Root Cause Myth
The Myth of the Root Cause
“Root cause analysis” is what we do when we want to pretend that failures have a single cause, like a murder mystery where there’s always one butler with one candlestick. In reality, system failures are more like airplane crashes - a bunch of things had to go wrong in just the right way. At Atlassian, we had an outage that required seventeen different things to fail simultaneously. The root cause analysis looked like a conspiracy theory board with red string connecting everything.
The Five Whys technique is supposed to help, but usually, it just leads to existential questions. Why did the server crash? Because it ran out of memory. Why did it run out of memory? Because the cache was too big. Why was the cache too big? Because we cached everything. Why did we cache everything? Because database queries were slow. Why were queries slow? Because we exist in a universe where the speed of light is finite and entropy always increases. At some point, you have to stop or you end up blaming the Big Bang.

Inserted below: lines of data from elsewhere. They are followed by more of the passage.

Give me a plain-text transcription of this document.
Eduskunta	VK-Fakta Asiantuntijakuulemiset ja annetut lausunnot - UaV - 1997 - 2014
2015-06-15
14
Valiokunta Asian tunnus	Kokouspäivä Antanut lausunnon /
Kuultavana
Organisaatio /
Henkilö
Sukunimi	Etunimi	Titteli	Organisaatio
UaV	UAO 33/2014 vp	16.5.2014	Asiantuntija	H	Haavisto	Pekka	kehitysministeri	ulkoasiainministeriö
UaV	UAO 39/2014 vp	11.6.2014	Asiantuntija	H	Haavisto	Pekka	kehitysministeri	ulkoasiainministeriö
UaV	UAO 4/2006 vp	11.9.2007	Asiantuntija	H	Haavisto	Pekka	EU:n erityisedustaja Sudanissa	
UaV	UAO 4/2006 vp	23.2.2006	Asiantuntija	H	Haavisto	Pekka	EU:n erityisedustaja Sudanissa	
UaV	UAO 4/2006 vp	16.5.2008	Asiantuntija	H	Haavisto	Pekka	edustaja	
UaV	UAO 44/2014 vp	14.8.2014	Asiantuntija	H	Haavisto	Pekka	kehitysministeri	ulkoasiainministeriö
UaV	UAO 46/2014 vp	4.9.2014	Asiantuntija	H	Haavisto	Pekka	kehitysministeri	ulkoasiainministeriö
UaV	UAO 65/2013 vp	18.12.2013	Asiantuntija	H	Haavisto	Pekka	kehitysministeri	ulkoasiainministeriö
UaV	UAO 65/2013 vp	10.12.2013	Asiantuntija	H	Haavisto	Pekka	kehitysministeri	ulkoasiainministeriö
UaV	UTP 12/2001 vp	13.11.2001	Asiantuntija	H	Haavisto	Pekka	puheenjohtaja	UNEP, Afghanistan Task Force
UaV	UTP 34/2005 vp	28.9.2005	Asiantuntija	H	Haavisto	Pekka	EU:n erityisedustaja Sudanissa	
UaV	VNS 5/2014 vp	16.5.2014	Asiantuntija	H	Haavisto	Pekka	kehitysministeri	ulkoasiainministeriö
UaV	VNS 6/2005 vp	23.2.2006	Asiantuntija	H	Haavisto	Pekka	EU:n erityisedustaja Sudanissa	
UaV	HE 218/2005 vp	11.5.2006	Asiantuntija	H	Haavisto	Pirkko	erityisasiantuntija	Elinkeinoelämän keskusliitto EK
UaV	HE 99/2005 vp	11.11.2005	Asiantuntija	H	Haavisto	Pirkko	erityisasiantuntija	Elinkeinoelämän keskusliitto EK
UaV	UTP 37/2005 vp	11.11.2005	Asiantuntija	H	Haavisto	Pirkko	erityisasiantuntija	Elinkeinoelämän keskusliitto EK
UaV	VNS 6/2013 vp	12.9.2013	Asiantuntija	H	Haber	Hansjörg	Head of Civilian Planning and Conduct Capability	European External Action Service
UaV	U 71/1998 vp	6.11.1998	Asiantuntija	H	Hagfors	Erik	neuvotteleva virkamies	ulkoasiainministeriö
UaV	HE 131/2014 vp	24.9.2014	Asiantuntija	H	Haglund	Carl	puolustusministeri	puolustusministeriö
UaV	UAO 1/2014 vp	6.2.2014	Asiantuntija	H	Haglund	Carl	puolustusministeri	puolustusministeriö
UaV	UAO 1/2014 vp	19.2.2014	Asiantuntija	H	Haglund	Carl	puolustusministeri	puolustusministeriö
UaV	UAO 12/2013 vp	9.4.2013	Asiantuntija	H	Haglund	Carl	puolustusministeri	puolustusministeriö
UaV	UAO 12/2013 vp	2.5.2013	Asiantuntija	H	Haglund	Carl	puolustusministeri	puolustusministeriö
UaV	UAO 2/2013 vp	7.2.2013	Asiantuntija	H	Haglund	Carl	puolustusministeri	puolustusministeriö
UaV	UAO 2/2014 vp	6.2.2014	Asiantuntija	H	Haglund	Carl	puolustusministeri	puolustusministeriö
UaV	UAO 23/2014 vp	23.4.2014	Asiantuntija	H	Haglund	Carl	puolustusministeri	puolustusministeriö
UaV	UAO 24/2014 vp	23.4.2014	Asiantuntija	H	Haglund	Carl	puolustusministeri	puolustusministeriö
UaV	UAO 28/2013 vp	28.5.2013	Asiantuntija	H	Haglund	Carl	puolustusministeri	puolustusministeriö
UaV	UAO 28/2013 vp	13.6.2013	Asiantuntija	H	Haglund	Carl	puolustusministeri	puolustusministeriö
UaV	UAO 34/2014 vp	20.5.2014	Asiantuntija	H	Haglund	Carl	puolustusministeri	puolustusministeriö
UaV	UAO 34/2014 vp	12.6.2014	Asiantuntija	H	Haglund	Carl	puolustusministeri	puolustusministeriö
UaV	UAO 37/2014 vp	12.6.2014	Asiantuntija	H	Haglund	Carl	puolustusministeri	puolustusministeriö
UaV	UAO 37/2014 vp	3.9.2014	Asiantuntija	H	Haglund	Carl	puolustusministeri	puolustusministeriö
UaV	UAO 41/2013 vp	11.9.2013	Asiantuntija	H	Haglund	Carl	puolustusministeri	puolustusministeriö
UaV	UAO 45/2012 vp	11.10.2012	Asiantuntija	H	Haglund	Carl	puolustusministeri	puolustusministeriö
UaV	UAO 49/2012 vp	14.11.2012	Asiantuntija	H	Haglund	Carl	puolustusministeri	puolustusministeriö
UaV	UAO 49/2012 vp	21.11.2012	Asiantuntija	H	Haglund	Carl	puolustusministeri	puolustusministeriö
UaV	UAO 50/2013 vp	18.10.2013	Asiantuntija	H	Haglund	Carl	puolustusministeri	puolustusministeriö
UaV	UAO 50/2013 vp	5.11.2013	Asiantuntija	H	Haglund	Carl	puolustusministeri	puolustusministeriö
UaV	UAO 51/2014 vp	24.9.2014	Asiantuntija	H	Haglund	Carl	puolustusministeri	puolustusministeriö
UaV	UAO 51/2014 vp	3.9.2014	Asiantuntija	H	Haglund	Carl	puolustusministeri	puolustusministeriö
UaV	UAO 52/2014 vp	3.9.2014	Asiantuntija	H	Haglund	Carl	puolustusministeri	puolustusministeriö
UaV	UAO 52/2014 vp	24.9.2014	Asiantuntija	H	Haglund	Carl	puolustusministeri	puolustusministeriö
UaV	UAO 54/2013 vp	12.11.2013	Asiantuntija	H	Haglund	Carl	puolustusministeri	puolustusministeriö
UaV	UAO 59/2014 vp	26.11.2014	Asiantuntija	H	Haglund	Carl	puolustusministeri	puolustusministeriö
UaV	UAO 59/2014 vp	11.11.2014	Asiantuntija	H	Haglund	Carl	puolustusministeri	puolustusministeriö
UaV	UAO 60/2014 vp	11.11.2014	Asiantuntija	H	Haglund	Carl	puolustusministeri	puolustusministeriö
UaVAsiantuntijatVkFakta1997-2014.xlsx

My approach is to accept that failures are usually conspiracies of circumstances. Instead of finding “the” root cause, I look for the easiest link to break in the failure chain. Can’t prevent cosmic rays from flipping bits? Add error correction. Can’t prevent developers from writing bugs? Add tests. Can’t prevent tests from missing things? Add monitoring. It’s not satisfying to say “several things went wrong,” but it’s more honest than pretending there’s always one villain to blame.